• Legal Expert Cannot Opine on Merits of Underlying Medical Malpractice Case
  • February 18, 2013 | Authors: Terrence P. McAvoy; Jennifer Riccolo DeBower
  • Law Firm: Hinshaw & Culbertson LLP - Chicago Office
  • Labair v. Carey, 2012 MT 312 (Dec. 27, 2012)

    Brief Summary

    The Supreme Court of Montana reversed summary judgment in favor of defendant attorney in a legal malpractice case because plaintiff clients established that they would have been able to survive summary judgment in an underlying medical malpractice action absent their attorney’s negligence. The trial court improperly relied on the attorney’s legal expert, who had opined that the underlying medical malpractice case could not be established.

    Complete Summary

    The clients sued the attorney for legal malpractice, alleging that he failed to timely file their medical malpractice action.

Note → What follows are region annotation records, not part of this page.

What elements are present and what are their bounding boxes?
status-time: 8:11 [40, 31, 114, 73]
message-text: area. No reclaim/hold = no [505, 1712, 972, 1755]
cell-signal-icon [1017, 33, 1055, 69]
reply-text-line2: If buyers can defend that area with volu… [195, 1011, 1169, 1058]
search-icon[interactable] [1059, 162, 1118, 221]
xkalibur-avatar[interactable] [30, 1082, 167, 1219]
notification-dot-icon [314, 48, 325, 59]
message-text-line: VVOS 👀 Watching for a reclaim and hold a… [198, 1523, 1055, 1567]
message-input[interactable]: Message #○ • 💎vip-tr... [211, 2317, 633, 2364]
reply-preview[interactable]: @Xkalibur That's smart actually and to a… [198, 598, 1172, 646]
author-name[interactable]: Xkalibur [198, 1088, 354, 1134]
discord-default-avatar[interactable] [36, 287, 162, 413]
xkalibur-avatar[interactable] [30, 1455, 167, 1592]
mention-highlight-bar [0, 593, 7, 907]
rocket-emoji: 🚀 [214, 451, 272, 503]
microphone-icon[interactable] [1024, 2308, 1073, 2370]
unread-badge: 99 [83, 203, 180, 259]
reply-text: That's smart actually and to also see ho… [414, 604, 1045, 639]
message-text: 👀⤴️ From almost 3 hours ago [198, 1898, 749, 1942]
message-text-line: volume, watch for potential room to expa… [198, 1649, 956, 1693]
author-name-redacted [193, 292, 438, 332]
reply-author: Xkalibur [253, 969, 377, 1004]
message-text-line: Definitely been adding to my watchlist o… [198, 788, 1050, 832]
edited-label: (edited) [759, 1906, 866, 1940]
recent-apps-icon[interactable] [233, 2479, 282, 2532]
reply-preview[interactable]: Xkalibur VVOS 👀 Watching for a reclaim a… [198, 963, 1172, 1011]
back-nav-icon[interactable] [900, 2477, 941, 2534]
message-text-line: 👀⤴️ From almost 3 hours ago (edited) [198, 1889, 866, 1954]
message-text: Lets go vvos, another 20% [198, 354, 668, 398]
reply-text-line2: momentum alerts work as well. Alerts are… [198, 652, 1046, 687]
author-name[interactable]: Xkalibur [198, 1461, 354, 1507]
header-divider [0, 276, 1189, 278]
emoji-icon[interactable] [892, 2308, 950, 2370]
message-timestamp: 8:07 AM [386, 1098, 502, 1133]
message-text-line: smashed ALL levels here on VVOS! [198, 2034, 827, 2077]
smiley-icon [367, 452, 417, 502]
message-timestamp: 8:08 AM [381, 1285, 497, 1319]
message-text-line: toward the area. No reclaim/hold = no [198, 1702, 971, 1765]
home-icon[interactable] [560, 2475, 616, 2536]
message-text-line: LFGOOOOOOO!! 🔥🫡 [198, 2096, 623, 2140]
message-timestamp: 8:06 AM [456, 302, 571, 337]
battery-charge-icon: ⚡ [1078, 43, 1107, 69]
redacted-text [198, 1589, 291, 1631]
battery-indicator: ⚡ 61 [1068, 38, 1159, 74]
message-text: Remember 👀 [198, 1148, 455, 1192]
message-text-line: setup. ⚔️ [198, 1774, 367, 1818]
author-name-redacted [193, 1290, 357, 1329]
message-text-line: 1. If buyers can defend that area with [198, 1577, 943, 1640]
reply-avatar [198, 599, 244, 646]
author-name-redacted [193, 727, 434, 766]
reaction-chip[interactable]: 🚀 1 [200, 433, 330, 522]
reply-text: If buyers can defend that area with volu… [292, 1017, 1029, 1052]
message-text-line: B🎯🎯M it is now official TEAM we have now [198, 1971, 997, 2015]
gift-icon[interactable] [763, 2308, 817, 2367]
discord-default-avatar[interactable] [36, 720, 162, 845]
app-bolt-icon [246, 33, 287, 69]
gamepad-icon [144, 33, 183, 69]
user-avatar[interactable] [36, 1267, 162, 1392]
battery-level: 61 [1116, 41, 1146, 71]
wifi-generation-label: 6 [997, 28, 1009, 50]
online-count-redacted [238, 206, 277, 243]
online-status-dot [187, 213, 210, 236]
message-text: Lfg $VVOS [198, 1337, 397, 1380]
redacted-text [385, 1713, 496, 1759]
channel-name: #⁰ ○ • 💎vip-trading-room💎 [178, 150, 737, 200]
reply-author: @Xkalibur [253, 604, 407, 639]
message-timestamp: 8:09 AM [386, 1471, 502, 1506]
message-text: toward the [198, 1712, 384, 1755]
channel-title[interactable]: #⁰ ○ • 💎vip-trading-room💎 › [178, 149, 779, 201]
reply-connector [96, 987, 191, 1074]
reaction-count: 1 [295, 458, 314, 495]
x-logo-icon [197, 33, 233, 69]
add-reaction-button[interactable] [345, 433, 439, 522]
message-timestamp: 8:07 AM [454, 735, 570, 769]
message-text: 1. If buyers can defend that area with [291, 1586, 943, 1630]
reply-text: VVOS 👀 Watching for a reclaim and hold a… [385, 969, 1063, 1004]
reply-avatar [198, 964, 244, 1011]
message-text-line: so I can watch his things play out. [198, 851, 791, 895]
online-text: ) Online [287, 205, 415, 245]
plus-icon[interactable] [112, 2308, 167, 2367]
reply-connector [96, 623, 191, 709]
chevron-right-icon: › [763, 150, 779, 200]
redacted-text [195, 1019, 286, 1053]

The attorney admitted that he owed a duty of care to the clients and that he had breached the standard of care by failing to timely file the medical malpractice case within the statute of limitations. But he sought summary judgment, contending that his breach caused no damages to plaintiffs. The attorney relied on his legal expert, who opined that the clients’ medical malpractice case could not be established, and that the clients therefore suffered no damages. The trial court granted summary judgment in favor of the attorney and found that the clients failed to establish medical causation and damages through admissible expert evidence.

    The Supreme Court of Montana concluded that the trial court improperly relied on the opinion of the attorney’s legal expert that the underlying medical malpractice case would not have been successful. The Court held that an attorney is not qualified to express an expert medical opinion. See Maudling v. Hardman, 257 Mont. 18, 27, 847 P.2d 292, 298 (1993), stating:

    While we acknowledge [the attorney’s expert’s] legal expertise in medical malpractice cases, the fact remains that he is an attorney and not a medical doctor. His experience and knowledge may qualify him to offer his legal opinion regarding the standard of care for a legal professional and to discuss whether [the attorney’s] actions conformed with that standard of care, but it does not qualify him to offer expert medical opinions on the merits of a medical malpractice case.

    The clients presented sufficient medical expert testimony to establish a medical malpractice action under Montana law that would have survived summary judgment. They also presented sufficient legal expert testimony to establish the applicable standard of care, breach and causation in support of their legal malpractice claim against their former attorney. The Court found that the clients’ lost opportunity to obtain a favorable pretrial settlement or verdict was prima facie evidence of injury. Therefore, summary judgment was reversed and the case remanded.

    Significance of Opinion

    Attorneys should be mindful that legal experts are not qualified to opine on the merits of a medical malpractice case. Where expert medical testimony is required to establish a cause of action, any subsequent action for legal malpractice requires medical expert testimony - rather than legal expert testimony - to establish the medical standard of care and breach. Legal experts can only establish the standard of care for legal professionals.